Field operators began using waterflooding in 1968 in several pools in the East Area (now operated by BreitBurn and Plains). In this method, produced water is reinjected into the reservoir to increase pressure (as oil is pumped out, internal reservoir pressure naturally decreases, resulting in a reduced pumping rate; a common way to restore pumping rates is to reinject wastewater into the reservoir to restore the original reservoir pressure). Water reinjection is also a convenient means of wastewater disposal, which in an urban setting is a practical problem, as the volume of water pumped from the reservoir often exceeds that of crude oil; while oil fields in isolated areas often use large evaporation ponds for water disposal, that luxury is not available for crowded urban sites with higher environmental standards. For example, in 2008, the California Department of Conservation, Division of Oil, Gas, and Geothermal Resources (DOGGR) reported 882,953 barrels of oil produced from the field, but 8,732,941 barrels of water. Of this, 7,280,887 barrels were reinjected back into the reservoir.

Since many of the residents of the area own the mineral rights to their properties, they are entitled to royalty payments from the oil produced from underneath their land.
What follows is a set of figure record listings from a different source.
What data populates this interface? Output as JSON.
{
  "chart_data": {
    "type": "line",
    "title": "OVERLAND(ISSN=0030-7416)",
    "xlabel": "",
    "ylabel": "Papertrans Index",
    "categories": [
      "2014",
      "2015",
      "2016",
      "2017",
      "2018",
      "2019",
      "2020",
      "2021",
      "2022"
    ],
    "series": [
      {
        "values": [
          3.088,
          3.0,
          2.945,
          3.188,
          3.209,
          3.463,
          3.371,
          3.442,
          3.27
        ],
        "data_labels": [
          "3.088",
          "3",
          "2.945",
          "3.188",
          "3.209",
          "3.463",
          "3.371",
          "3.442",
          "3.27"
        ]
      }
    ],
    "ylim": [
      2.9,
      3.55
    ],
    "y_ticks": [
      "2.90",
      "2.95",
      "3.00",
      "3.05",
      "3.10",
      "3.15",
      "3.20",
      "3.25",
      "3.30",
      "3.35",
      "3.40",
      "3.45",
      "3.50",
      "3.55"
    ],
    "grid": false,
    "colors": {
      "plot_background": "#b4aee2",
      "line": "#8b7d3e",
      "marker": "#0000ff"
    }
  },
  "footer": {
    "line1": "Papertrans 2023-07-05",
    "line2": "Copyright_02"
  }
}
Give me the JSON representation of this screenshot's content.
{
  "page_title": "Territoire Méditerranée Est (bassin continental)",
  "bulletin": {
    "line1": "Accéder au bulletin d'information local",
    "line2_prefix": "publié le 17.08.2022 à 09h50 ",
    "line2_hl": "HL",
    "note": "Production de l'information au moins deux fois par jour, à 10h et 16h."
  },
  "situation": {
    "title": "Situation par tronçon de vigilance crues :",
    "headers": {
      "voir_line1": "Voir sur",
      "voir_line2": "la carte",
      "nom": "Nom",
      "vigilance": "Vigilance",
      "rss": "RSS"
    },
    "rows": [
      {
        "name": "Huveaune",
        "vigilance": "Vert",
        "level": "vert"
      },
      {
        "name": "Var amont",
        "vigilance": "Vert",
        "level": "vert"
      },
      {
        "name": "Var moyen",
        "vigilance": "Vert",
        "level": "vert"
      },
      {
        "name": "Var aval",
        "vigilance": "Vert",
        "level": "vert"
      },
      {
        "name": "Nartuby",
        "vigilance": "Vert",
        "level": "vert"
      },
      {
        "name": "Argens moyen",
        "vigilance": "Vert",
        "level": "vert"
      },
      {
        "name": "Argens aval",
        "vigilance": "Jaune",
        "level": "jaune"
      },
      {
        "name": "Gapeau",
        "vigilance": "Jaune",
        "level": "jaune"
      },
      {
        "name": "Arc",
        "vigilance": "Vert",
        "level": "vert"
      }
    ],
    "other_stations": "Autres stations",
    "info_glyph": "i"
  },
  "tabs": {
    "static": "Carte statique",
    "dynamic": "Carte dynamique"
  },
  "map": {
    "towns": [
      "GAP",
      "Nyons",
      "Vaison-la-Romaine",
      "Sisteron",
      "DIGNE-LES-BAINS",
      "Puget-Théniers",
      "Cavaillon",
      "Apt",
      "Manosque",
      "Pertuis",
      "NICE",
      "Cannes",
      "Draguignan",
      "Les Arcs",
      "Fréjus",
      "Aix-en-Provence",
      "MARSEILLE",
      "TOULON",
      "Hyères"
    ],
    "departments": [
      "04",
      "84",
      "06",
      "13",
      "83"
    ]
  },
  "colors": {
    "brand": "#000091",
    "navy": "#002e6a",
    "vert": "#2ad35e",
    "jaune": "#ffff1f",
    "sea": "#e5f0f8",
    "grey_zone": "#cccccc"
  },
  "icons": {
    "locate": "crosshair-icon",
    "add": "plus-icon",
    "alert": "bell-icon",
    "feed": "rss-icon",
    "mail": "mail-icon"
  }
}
In 1975, there were 6,200 individuals getting such payments.

Development of the field has not been without controversy. The drilling island adjacent to Beverly Hills High School occasioned a series of lawsuits in 2003, in which parents of students at the school, observing what they believed to be excess rates of certain cancers among those exposed to toxins emitted from the facility, attempted to have it shut down. Plaintiffs claimed that a "cluster" of 280 cancers—primarily Hodgkin's disease, non-Hodgkin's lymphoma, and thyroid cancer, recorded over a period of about 30 years—were caused by emissions of volatile organic compounds (including benzene and toluene) from the drilling island, currently hidden behind sound walls. Samples of air taken near the site by the South Coast Air Quality Management District (AQMD) showed nothing unusual, and the cases were thrown out in 2006 and 2007. The judge who dismissed the cases, Superior Court Judge Wendell Mortimer Jr. said that he was unpersuaded that the facility caused any harm, and also "found no evidence that the school district was aware of any danger." Additionally, the University of Southern California Medical School stated that the particular cancers noted in the lawsuits are not known to be caused by exposure to petroleum and its byproducts.